A review by jo_bookworm
The Woman Who Stole My Life by Marian Keyes

4.0

Stella Sweeney seems to have reached her mid-point in life and although she does not think she is going through a mid-life crisis, she is convinced that everything is happening because of something else that has already happened. Karma or coincidence?

Her two children are growing up and away from her, her daughter believes she is in love and her son is a world away from a typical teenage boy, her husband works constantly and she has nothing more in her life, other than trying to fight with the amount of Jaffa cakes that she eats.

Then illness strikes.

Illness that takes a long time to recover from.

During that recovery, although Stella communicates she has no idea that someone is keeping a note of what she is saying.

It is these notes that become Stella's life once she has recovered.

She now begins another life in New York.

Marian Keyes weaves two strands of this story and we know Stella is back in Dublin so how did she end up in New York and why? By reading on we find out.
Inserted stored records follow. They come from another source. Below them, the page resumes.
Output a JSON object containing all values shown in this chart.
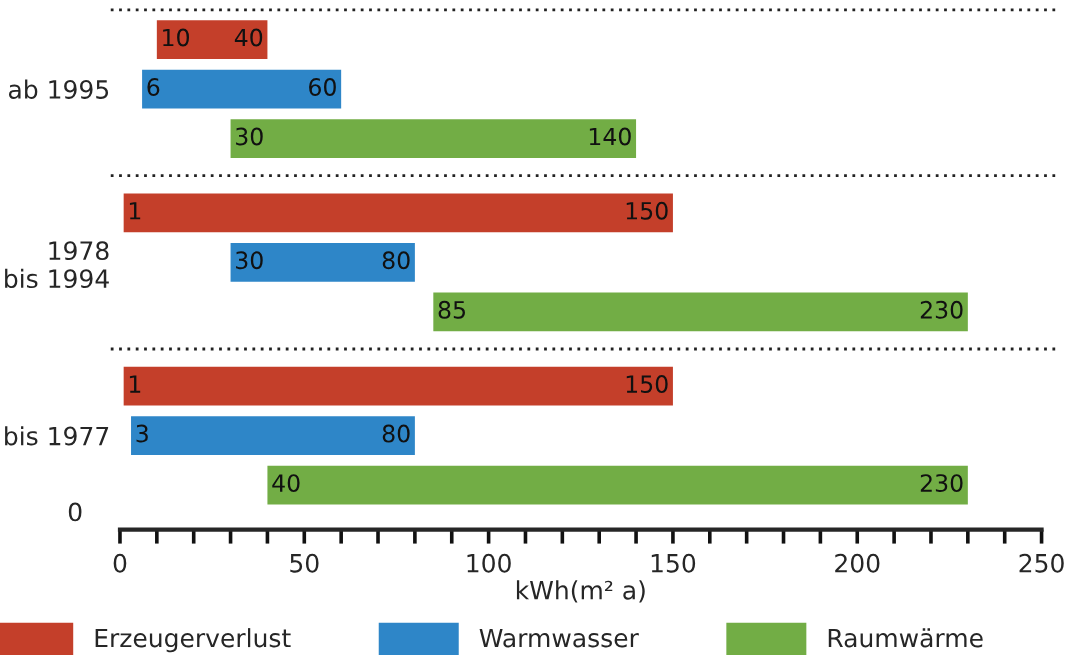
{
  "chart_data": {
    "type": "bar",
    "orientation": "horizontal",
    "xlabel": "kWh(m² a)",
    "categories": [
      null,
      "ab 1995",
      null,
      null,
      "1978\nbis 1994",
      null,
      null,
      "bis 1977",
      null
    ],
    "series": [
      {
        "name": "Erzeugerverlust",
        "color": "#c43f2a",
        "base": [
          10,
          null,
          null,
          1,
          null,
          null,
          1,
          null,
          null
        ],
        "values": [
          30,
          null,
          null,
          149,
          null,
          null,
          149,
          null,
          null
        ],
        "value_labels": [
          [
            "10",
            "40"
          ],
          null,
          null,
          [
            "1",
            "150"
          ],
          null,
          null,
          [
            "1",
            "150"
          ],
          null,
          null
        ]
      },
      {
        "name": "Warmwasser",
        "color": "#2e86c8",
        "base": [
          null,
          6,
          null,
          null,
          30,
          null,
          null,
          3,
          null
        ],
        "values": [
          null,
          54,
          null,
          null,
          50,
          null,
          null,
          77,
          null
        ],
        "value_labels": [
          null,
          [
            "6",
            "60"
          ],
          null,
          null,
          [
            "30",
            "80"
          ],
          null,
          null,
          [
            "3",
            "80"
          ],
          null
        ]
      },
      {
        "name": "Raumwärme",
        "color": "#72ad45",
        "base": [
          null,
          null,
          30,
          null,
          null,
          85,
          null,
          null,
          40
        ],
        "values": [
          null,
          null,
          110,
          null,
          null,
          145,
          null,
          null,
          190
        ],
        "value_labels": [
          null,
          null,
          [
            "30",
            "140"
          ],
          null,
          null,
          [
            "85",
            "230"
          ],
          null,
          null,
          [
            "40",
            "230"
          ]
        ]
      }
    ],
    "xlim": [
      0,
      250
    ],
    "xticks": [
      0,
      {
        "value": 10,
        "label": null
      },
      {
        "value": 20,
        "label": null
      },
      {
        "value": 30,
        "label": null
      },
      {
        "value": 40,
        "label": null
      },
      50,
      {
        "value": 60,
        "label": null
      },
      {
        "value": 70,
        "label": null
      },
      {
        "value": 80,
        "label": null
      },
      {
        "value": 90,
        "label": null
      },
      100,
      {
        "value": 110,
        "label": null
      },
      {
        "value": 120,
        "label": null
      },
      {
        "value": 130,
        "label": null
      },
      {
        "value": 140,
        "label": null
      },
      150,
      {
        "value": 160,
        "label": null
      },
      {
        "value": 170,
        "label": null
      },
      {
        "value": 180,
        "label": null
      },
      {
        "value": 190,
        "label": null
      },
      200,
      {
        "value": 210,
        "label": null
      },
      {
        "value": 220,
        "label": null
      },
      {
        "value": 230,
        "label": null
      },
      {
        "value": 240,
        "label": null
      },
      250
    ],
    "annotations": [
      "0"
    ],
    "grid": false,
    "legend": "bottom"
  }
}
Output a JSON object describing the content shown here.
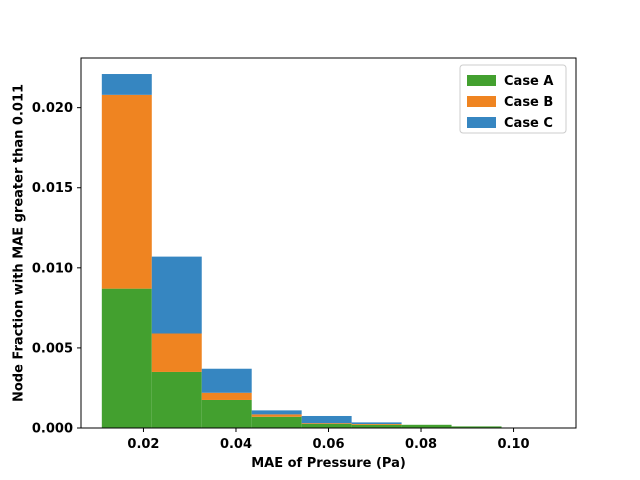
{
  "chart_data": {
    "type": "bar",
    "title": "",
    "xlabel": "MAE of Pressure (Pa)",
    "ylabel": "Node Fraction with MAE greater than 0.011",
    "xlim": [
      0.0065,
      0.1135
    ],
    "ylim": [
      0.0,
      0.0231
    ],
    "x_ticks": [
      {
        "value": 0.02,
        "label": "0.02"
      },
      {
        "value": 0.04,
        "label": "0.04"
      },
      {
        "value": 0.06,
        "label": "0.06"
      },
      {
        "value": 0.08,
        "label": "0.08"
      },
      {
        "value": 0.1,
        "label": "0.10"
      }
    ],
    "y_ticks": [
      {
        "value": 0.0,
        "label": "0.000"
      },
      {
        "value": 0.005,
        "label": "0.005"
      },
      {
        "value": 0.01,
        "label": "0.010"
      },
      {
        "value": 0.015,
        "label": "0.015"
      },
      {
        "value": 0.02,
        "label": "0.020"
      }
    ],
    "bin_edges": [
      0.011,
      0.0218,
      0.0326,
      0.0434,
      0.0542,
      0.065,
      0.0758,
      0.0866,
      0.0974,
      0.1082
    ],
    "stacked": true,
    "series": [
      {
        "name": "Case A",
        "color": "#43a02f",
        "values": [
          0.0087,
          0.0035,
          0.00175,
          0.0007,
          0.00025,
          0.0002,
          0.0002,
          0.0001,
          0.0
        ]
      },
      {
        "name": "Case B",
        "color": "#ef8421",
        "values": [
          0.0121,
          0.0024,
          0.00045,
          0.00015,
          5e-05,
          5e-05,
          0.0,
          0.0,
          0.0
        ]
      },
      {
        "name": "Case C",
        "color": "#3686c1",
        "values": [
          0.0013,
          0.0048,
          0.0015,
          0.00025,
          0.00045,
          0.0001,
          0.0,
          0.0,
          0.0
        ]
      }
    ],
    "legend_position": "top-right",
    "grid": false
  }
}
This is a very different from Keyes novels and deals first of all with a medical condition that I knew very little about and at times seemed so frightening that I wanted to cry in frustration with Stella. Somehow through it all Keyes injects in Stella her well-known Irish warmth and wit which is what makes her books so popular.

I am sure the tongue in cheek dig at the world of publishing in American as opposed to Ireland may well come from some sort of personal experience, but it made me realise what a hard slog and sometimes futile existence that authors have when they are promoting their work. I found the whole false identity very amusing but it does make you stop and think who we are? And what sort of life do we really want? And most importantly, only we can decide no one else can, they can only influence for their own benefit. Stella finds this out more than once.

I think this book is going to divide Marian Keyes fans and no doubt the critics will sink their teeth into it somehow - but I think it is a refreshing change for an author not to conform with what is expected and accepted as their normal output and try something different.

A good read, if slightly longer than it needed to be.